Movimento Passe Livre convoca protesto contra alta nas tarifas do transporte público em São Paulo

Divulgação

O Movimento Passe Livre anunciou que fará protesto no dia 9 de janeiro, uma sexta-feira, contra o aumento das passagens de ônibus e metrô na capital paulista a partir de 2015. Na página oficial da ala paulistana do movimento na internet, a manifestação contrária ao reajuste nas tarifas está agendada às 17 horas, em frente ao Teatro Municipal, na região central da cidade.

Na sexta-feira, 26, o prefeito de São Paulo, Fernando Haddad (PT), anunciou que no dia 6 de janeiro a tarifa de ônibus na capital paulista subirá dos atuais R$ 3,00 para R$ 3,50, aumento de 16,67%. No mesmo dia, o governador do Estado, Geraldo Alckmin (PSDB), também admitiu que haverá reajuste no transporte sobre trilhos, mas não informou valores.

Em junho do ano passado, Haddad e Alckmin chegaram a aumentar as tarifas de ônibus e metrô para R$ 3,20, mas revogaram o reajuste após uma série de manifestações idealizadas pelo MPL que se espalharam também por outras capitais do País onde houve anuncio semelhante.

Conforme a Prefeitura de São Paulo, com o reajuste anunciado, a integração dos ônibus com metrô e trem custará R$ 5,45, ante os R$ 4,65 atuais. O aumento das passagens valerá para usuários do bilhete único comum e para quem pagar a tarifa com dinheiro na catraca do coletivo. O reajuste não será aplicado para usuários de bilhete único mensal, semanal ou diário.

Passe livre estudantil

A despeito do aumento nas passagens, a Prefeitura de São Paulo anunciou que haverá concessão de passe livre estudantil nos ônibus para todos os alunos da rede pública e também para os de baixa renda na rede privada. Estudantes de nível superior com o financiamento do ProUni ou com cotas raciais e sociais também estarão isentos.
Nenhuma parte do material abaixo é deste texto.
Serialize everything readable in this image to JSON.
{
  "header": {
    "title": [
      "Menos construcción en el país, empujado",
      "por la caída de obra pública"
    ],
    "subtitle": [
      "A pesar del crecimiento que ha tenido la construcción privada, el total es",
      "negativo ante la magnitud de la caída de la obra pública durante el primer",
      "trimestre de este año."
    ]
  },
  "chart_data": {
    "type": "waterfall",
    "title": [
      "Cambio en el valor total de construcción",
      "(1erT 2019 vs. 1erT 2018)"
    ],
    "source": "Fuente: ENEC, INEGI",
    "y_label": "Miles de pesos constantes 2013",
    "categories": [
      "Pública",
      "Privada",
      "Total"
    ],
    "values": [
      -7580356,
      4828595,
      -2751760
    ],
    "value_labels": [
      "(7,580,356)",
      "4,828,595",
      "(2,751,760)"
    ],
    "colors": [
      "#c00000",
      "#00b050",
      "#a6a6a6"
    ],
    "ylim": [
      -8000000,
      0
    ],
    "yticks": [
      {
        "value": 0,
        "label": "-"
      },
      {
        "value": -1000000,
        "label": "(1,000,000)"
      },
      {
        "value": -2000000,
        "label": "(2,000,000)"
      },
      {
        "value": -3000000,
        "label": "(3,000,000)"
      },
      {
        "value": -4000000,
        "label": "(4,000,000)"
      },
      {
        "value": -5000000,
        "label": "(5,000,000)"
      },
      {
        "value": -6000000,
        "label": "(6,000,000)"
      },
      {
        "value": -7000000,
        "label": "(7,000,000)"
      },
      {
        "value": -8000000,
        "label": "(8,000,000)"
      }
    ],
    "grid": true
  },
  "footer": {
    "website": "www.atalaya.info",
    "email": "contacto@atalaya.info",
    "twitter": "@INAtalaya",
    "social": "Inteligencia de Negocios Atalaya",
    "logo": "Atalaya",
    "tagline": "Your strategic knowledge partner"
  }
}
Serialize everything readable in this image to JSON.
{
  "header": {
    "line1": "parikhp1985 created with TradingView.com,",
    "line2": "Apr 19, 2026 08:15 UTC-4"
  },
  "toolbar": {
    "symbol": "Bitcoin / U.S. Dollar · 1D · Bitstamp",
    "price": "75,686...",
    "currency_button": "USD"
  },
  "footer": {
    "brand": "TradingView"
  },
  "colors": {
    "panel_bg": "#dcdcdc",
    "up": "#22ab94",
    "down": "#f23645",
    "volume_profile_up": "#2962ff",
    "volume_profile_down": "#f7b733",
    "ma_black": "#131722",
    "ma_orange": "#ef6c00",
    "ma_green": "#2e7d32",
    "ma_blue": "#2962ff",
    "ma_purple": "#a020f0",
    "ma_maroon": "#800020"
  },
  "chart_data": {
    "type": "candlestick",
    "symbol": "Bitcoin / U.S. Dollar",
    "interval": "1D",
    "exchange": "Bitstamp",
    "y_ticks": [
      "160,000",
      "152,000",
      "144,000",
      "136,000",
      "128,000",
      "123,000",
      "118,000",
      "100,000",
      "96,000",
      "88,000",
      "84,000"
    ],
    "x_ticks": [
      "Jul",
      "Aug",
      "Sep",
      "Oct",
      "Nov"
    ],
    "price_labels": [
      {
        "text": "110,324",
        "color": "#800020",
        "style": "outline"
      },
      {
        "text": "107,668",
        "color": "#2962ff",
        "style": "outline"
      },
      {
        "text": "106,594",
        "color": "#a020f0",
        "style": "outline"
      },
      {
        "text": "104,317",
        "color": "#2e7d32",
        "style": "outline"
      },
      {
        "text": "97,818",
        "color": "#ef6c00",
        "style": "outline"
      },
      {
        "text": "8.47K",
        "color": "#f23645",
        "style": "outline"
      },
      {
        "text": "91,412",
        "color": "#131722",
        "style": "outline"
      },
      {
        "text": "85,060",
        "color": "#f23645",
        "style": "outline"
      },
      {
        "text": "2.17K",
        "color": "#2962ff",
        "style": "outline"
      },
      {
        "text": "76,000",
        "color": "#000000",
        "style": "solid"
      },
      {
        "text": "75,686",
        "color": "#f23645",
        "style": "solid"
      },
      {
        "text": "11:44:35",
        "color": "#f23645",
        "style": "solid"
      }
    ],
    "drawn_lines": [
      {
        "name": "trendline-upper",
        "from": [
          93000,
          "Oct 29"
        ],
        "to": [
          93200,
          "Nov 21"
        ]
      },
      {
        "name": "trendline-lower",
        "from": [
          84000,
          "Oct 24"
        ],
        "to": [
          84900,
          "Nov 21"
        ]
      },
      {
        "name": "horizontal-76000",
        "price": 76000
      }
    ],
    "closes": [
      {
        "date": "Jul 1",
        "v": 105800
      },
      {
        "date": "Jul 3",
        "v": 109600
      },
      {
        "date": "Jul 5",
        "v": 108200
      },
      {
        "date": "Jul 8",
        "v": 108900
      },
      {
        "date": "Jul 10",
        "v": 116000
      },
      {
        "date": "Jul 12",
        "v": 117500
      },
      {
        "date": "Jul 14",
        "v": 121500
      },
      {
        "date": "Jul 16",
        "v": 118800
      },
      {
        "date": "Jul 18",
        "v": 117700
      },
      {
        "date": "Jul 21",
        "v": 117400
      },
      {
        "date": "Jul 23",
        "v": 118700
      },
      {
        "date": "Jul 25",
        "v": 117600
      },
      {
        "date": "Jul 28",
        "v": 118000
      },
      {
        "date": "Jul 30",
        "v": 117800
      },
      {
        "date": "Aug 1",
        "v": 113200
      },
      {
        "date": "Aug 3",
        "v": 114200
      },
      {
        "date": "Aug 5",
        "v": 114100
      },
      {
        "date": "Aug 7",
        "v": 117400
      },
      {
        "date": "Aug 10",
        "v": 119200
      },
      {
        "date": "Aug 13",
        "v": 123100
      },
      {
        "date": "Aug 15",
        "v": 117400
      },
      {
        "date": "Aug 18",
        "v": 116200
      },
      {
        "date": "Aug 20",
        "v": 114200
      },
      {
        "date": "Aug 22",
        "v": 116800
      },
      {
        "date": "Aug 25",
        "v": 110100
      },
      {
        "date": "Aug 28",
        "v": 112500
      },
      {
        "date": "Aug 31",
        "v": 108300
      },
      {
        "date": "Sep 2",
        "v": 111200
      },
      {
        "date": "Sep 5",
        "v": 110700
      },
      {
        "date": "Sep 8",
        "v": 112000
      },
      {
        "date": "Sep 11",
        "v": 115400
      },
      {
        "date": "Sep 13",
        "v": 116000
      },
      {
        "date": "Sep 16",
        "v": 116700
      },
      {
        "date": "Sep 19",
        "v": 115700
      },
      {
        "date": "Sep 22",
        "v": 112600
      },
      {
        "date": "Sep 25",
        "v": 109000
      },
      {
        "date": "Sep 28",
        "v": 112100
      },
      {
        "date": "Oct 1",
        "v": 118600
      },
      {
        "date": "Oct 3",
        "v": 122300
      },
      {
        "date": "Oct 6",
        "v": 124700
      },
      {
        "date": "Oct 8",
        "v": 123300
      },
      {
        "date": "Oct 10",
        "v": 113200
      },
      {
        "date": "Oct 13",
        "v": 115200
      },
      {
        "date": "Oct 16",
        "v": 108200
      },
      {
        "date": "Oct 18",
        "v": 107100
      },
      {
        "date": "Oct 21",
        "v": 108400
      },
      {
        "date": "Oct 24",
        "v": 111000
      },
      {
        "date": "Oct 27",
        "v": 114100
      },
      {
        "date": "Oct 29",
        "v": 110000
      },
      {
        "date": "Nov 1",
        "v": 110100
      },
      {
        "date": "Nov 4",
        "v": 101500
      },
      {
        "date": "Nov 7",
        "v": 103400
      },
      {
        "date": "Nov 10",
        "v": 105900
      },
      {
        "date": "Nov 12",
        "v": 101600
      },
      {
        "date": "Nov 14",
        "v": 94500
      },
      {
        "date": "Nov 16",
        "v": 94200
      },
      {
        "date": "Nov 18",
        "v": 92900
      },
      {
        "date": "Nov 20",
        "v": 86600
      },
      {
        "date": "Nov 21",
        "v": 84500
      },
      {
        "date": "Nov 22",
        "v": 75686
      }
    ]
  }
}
No comunicado que informa sobre a manifestação do dia 9 de janeiro o Movimento Passe Livre reconheceu que a isenção para os estudantes é uma "conquista da luta do povo", que foi às ruas no ano passado. Alertou, porém, que a medida da Prefeitura ainda não é a desejada "tarifa zero". "A medida ainda está longe do que é fundamental: enquanto o transporte continuar sendo tratado como mercadoria e enquanto houver tarifa e aumentos, haverá luta da população, se organizando e resistindo em cada canto da cidade", escreveu o MPL.

"Não aceitaremos nenhum centavo a mais! Agora é de R$ 3 para baixo, até zerar!", destacaram os representantes do movimento, no intuito de estender o benefício da isenção para toda a população. Na avaliação do MPL, cada vez que a tarifa sobe, aumenta o número de pessoas excluídas do transporte coletivo. "Com menos gente circulando, novos aumentos serão necessários, numa espiral que diminui cada vez mais o direito à cidade da população", salientaram os representantes do movimento.